Since Europe came in though we seen a relatively more stable session with a number of central banks and politicians all chipping in with tones of assurance and that gave markets some markets some comfort.

We knew the Brexit outcome as Asian trading came to an end and we saw GBPUSD climb from 1.3220 to test 1.4000 on the over-extended move before failing again and then getting a further push back down to 1.3685 as talk of another Scottish independence referendum resurfaced.

EURGBP fell back through 0.8000 from 0.8320 highs before then rallying again to 0.8067 as I type and we saw a similar pattern to other GBP pairs.

The original clamour for safe-havens saw USDJPY tumble to 98.97 before retracing above 103.00 only to run into fresh supply at 104.00. Plenty of CB chatter but no action from any of them apart from our regular smoothers the SNB who declined to comment to start with then proceeded to drive USDCHF up to 0.9808 and EURCHF back above 1.0850 from 1.0623 but moves have been faded since.
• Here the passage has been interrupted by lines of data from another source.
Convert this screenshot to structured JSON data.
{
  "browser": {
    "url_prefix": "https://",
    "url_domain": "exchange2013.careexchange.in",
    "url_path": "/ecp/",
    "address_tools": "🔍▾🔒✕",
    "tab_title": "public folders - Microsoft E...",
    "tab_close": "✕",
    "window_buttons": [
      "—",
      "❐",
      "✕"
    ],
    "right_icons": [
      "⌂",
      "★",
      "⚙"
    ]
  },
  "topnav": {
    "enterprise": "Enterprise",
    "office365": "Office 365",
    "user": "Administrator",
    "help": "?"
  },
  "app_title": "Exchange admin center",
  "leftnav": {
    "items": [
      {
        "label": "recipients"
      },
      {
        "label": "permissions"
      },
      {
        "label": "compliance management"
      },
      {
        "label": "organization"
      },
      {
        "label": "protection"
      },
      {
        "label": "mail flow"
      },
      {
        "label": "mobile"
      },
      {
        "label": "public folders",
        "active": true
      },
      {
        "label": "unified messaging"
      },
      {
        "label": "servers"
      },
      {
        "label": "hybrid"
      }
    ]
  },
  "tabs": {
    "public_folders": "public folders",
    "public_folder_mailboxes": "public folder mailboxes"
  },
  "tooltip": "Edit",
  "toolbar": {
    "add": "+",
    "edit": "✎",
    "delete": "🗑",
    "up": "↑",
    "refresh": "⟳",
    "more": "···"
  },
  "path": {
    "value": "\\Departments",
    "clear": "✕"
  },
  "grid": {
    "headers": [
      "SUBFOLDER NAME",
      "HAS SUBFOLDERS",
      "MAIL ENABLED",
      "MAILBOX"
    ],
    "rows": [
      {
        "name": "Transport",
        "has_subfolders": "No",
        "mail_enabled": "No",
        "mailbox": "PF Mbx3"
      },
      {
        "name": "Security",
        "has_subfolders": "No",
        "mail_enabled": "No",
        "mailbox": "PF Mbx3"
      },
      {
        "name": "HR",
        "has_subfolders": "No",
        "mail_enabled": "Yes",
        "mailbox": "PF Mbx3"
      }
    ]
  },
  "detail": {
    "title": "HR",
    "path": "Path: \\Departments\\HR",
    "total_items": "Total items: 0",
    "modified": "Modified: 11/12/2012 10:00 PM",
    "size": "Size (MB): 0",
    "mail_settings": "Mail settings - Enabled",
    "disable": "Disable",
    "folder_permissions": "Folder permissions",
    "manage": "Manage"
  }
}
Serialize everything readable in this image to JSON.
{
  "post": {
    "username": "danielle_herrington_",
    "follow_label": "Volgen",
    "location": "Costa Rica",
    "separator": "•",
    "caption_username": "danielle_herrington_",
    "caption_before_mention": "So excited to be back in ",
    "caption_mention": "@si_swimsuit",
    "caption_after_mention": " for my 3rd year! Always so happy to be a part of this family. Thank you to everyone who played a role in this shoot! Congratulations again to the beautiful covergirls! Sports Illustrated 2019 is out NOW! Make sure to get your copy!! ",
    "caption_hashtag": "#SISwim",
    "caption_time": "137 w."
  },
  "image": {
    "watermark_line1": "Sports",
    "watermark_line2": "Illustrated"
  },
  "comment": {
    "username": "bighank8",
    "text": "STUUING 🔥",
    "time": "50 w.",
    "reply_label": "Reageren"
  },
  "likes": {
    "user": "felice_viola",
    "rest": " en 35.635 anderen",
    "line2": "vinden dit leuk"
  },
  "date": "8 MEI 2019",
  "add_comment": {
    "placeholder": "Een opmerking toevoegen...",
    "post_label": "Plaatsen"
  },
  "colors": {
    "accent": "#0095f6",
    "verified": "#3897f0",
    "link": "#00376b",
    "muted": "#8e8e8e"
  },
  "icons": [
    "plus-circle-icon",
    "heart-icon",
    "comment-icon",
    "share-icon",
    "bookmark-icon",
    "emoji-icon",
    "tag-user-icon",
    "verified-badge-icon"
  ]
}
CAD,AUD and NZD all got slapped in Asia as yen-pair selling accelerated but have all seen moves reverse to varying extent in the European session.

Equities all opened lower and fell further with most down over 8% before the relatively ship-settling rhetoric/measures proposed by the CB lent some sort of order.

It was always going to be wild whatever the referendum outcome but we should expect markets to take a long while yet to recover some poise.